Venerdì 16 Ottobre 2020, ore 18:30
Torno a casa con passo grave, porto addosso una sentenza che pesa come un macigno: “Positivo al Covid 19”.
Apro la porta e me la chiudo alle spalle e sento un tonfo che fa eco anche nel mio cuore: quella porta si chiude a tutto ciò che sta fuori. Nessuno potrà varcarla per entrare né io potrò aprirla per uscire. Io? Noi: io, mia moglie e mio figlio.

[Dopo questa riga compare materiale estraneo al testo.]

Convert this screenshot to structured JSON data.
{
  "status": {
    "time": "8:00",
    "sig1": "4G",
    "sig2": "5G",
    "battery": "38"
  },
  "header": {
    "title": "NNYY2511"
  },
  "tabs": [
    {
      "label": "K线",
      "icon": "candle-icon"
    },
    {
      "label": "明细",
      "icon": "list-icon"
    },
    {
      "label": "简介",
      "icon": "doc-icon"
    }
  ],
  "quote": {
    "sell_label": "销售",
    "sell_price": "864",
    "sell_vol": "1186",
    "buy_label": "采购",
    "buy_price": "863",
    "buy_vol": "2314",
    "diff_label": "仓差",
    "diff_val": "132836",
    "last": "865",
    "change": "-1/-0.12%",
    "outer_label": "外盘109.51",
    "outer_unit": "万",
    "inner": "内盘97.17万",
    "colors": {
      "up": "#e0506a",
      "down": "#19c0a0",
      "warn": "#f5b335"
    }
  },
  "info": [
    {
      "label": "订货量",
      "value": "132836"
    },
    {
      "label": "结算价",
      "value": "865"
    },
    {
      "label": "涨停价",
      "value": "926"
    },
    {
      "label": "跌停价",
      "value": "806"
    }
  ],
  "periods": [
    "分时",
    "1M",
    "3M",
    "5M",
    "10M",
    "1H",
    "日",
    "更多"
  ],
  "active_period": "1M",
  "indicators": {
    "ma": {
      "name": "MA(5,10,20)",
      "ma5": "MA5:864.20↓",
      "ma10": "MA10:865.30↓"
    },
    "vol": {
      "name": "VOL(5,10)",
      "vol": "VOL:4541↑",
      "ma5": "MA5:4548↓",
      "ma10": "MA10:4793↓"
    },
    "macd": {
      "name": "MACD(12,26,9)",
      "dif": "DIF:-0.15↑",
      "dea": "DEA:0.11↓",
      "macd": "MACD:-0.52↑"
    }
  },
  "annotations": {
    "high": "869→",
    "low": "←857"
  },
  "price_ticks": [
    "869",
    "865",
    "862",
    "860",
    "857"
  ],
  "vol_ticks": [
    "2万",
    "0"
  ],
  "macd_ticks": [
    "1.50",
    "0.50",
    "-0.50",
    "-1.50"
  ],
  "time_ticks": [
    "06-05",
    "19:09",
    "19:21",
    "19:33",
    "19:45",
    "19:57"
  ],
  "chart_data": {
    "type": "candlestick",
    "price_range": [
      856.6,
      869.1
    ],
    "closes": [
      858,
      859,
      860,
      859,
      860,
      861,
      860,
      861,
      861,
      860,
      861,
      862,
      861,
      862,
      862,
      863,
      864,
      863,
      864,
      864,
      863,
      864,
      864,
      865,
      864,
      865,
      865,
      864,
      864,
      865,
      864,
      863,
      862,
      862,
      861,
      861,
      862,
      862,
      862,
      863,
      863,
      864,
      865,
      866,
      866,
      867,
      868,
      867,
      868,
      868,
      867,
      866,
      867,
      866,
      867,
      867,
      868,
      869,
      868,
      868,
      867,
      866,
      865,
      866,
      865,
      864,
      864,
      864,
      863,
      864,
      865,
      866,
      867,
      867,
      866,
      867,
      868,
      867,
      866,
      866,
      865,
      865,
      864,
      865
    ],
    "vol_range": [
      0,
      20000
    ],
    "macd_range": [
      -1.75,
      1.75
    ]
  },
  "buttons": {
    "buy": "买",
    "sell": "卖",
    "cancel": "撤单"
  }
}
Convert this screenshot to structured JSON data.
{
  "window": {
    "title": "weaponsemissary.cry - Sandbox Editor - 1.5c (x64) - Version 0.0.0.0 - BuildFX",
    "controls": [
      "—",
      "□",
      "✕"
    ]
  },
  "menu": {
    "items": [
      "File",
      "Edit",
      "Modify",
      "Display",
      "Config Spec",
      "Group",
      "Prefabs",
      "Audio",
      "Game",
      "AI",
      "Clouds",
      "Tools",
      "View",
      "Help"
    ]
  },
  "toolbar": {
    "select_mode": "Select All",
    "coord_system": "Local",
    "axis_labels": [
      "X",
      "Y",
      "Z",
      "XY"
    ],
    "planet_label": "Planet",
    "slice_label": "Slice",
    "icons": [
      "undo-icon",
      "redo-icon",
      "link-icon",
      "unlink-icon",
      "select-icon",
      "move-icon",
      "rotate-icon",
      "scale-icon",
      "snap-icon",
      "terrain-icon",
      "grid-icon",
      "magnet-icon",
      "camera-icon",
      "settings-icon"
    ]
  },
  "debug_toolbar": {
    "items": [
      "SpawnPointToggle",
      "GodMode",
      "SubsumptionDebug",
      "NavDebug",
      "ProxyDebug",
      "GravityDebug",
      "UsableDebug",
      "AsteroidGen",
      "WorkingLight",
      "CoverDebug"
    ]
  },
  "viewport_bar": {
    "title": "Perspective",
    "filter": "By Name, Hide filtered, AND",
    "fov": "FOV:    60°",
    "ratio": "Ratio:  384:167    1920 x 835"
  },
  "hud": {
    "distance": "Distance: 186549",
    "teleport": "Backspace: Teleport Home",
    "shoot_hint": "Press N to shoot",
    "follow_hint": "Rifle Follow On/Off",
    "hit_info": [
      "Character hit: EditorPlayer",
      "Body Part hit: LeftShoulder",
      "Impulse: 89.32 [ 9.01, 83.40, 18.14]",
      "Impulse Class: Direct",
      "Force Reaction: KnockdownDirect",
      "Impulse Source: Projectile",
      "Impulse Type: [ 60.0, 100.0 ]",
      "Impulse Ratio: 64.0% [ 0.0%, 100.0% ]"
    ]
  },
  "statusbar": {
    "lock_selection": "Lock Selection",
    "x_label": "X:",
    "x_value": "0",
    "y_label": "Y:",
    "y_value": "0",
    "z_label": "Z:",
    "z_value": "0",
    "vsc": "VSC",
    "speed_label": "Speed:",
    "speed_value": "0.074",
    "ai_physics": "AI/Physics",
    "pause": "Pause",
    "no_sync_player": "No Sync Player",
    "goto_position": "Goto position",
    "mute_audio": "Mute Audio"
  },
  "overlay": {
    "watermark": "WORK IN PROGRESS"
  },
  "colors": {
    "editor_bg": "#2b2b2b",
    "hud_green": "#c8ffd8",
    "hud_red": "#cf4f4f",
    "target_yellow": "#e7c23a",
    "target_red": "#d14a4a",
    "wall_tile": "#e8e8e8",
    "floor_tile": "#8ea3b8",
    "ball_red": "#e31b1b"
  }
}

Ora realizzo che in questa positività al virus, inevitabilmente, ho trascinato pure loro e sento le forze che mi abbandonano al pensiero che devo informarli. Avverto dei brividi, forse la febbre sta cominciando a salire o, forse la paura, lo sgomento stanno prendendo il sopravvento.
“Ciao Gio, tutto ok? dice mia moglie venendomi incontro. “Che faccia! aggiunge.”
“Ho fatto il tampone rapido per i casi che ci sono in ufficio e… sono positivo.”
La voce mi si spezza come si spezza il cuore nel darle questa notizia. Non c’è neanche il tempo di guardarci negli occhi e realizzare che sta accadendo proprio a noi che tutti i telefoni di casa cominciano a squillare: la notizia è già più virale del virus.
Inizia così la nostra quarantena, io, da positivo, mia moglie e mio figlio da conviventi con positivo. Compaiono i primi sintomi: febbre alta circa 38 fino ad arrivare a 38,5 ma soprattutto spossatezza da non riuscire nemmeno ad alzarmi dal letto per andare in bagno. Questi sintomi mi accompagnano per giorni, giorni in cui capisci che questo virus non guarda in faccia nessuno. Nella mia testa ho subito pensato “dai, magari è una forma lieve, 4/5 giorni e passa tutto come una normale influenza”.
Ma l’ombra del malore dell’estate scorsa comincia a mettermi paura, a farmi sentire “fragile” e mi aggrappo a quel saturimetro bianco e grigio, arrivato come un regalo necessario dall’amico più ansioso, non appena ha saputo della mia positività: “Mi raccomando, ogni due ore controlla la saturazione!”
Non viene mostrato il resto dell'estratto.